Fast forward to today. The quality of the search chat is more sophisticated. The language seems even more natural and easily lulls us into a belief the machine is thinking. But the source material is a mess, essentially everything that’s published to the Internet and even stuff that’s not — stolen, in other words, from other sources. It’s not indexed or curated or assigned weights by library scientists. It’s too big. The scientists working on AI aren’t working on the corpus itself, they’re training the machine to do that work, to parse the meaning inherent in the system.
It’s impressive, I admit. I’ve come to rely on AI for my research, grateful for the range of information available and the clearly articulated results, which feel both authentic and reliable. AI search saves me a lot of time, like being served a fully cooked meal at a table rather than having to turn over rocks and forage in the bushes for nourishment.
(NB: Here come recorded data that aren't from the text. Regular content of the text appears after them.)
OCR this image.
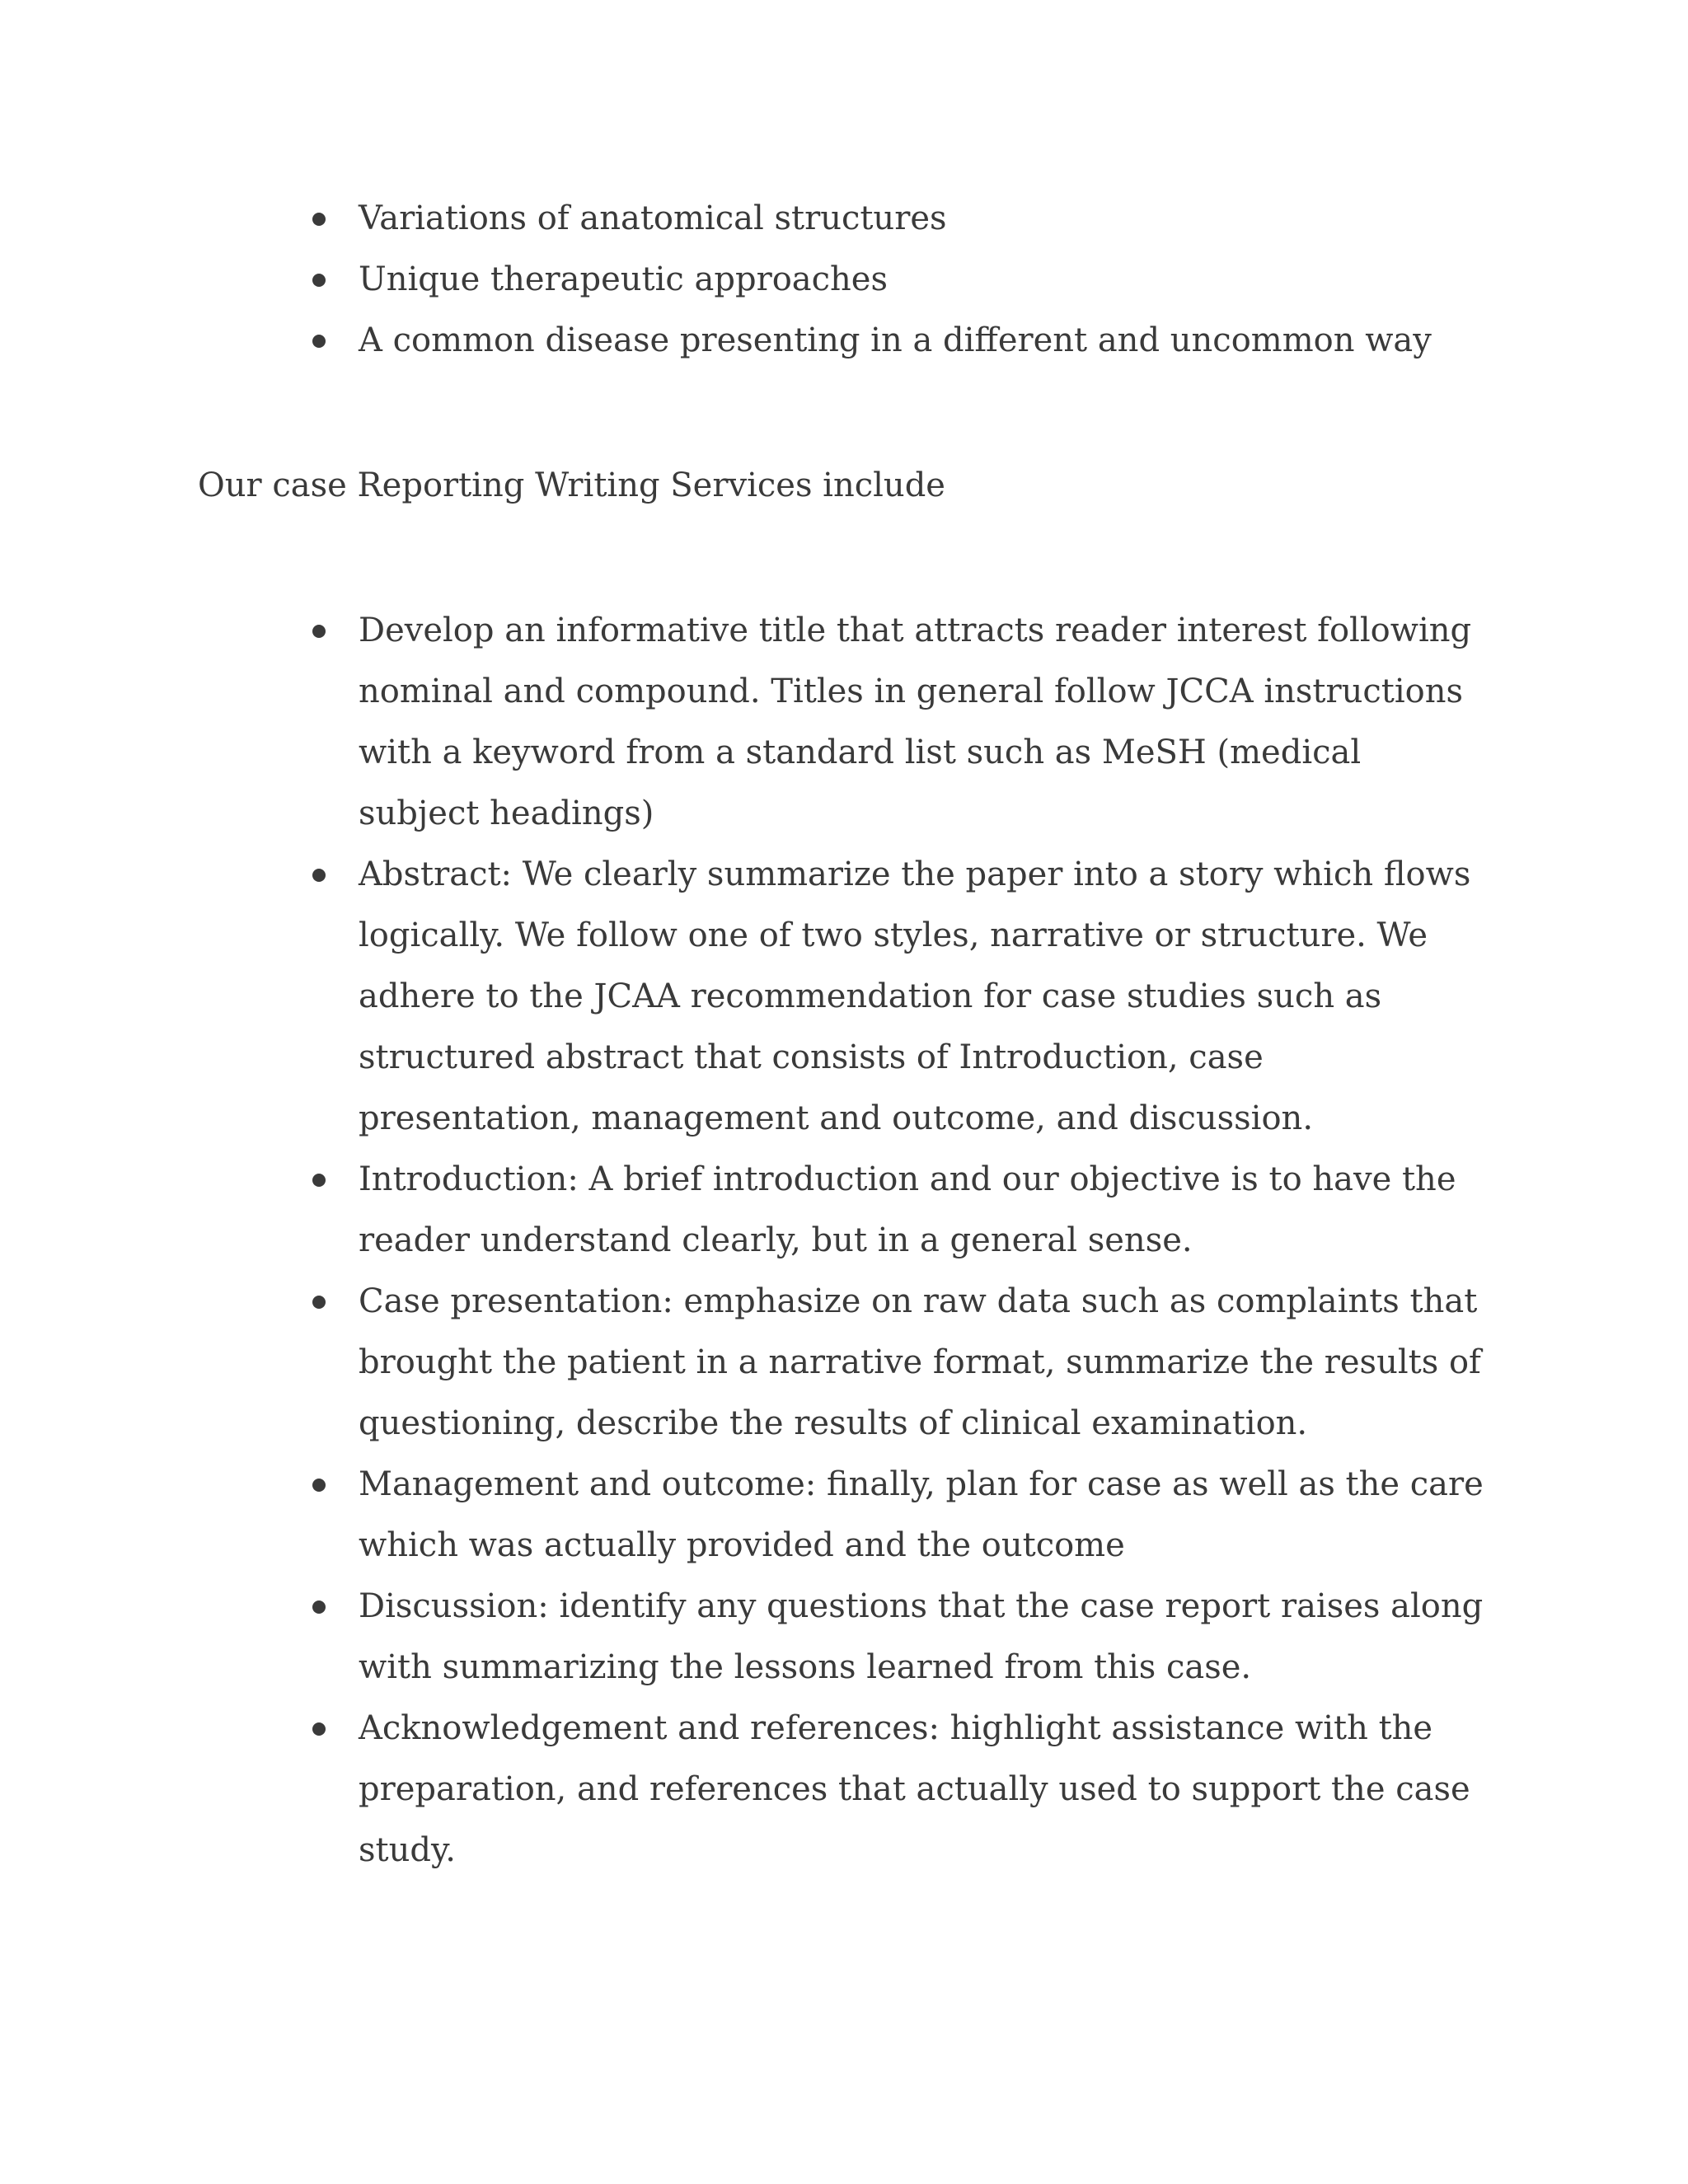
Variations of anatomical structures
Unique therapeutic approaches
A common disease presenting in a different and uncommon way

Our case Reporting Writing Services include

Develop an informative title that attracts reader interest following nominal and compound. Titles in general follow JCCA instructions with a keyword from a standard list such as MeSH (medical subject headings)
Abstract: We clearly summarize the paper into a story which flows logically. We follow one of two styles, narrative or structure. We adhere to the JCAA recommendation for case studies such as structured abstract that consists of Introduction, case presentation, management and outcome, and discussion.
Introduction: A brief introduction and our objective is to have the reader understand clearly, but in a general sense.
Case presentation: emphasize on raw data such as complaints that brought the patient in a narrative format, summarize the results of questioning, describe the results of clinical examination.
Management and outcome: finally, plan for case as well as the care which was actually provided and the outcome
Discussion: identify any questions that the case report raises along with summarizing the lessons learned from this case.
Acknowledgement and references: highlight assistance with the preparation, and references that actually used to support the case study.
But I’m a wine writer, a sensory professional. My expertise isn’t just writing, it’s writing about something, namely lived experience. To do that I have to be in touch with my messy human wetware, physical sensations, memories, then apply judgment and analysis and creativity to posit an original idea. And then put that into affective language another human might want to read.
If it goes onto the internet, yes, the machine will scrape it into its wide maw and store it as fat in its ever-expanding corpus. But at least for now, if the writing is about taste — meaning both flavor and discernment — humans are the only ones who can do that thinking.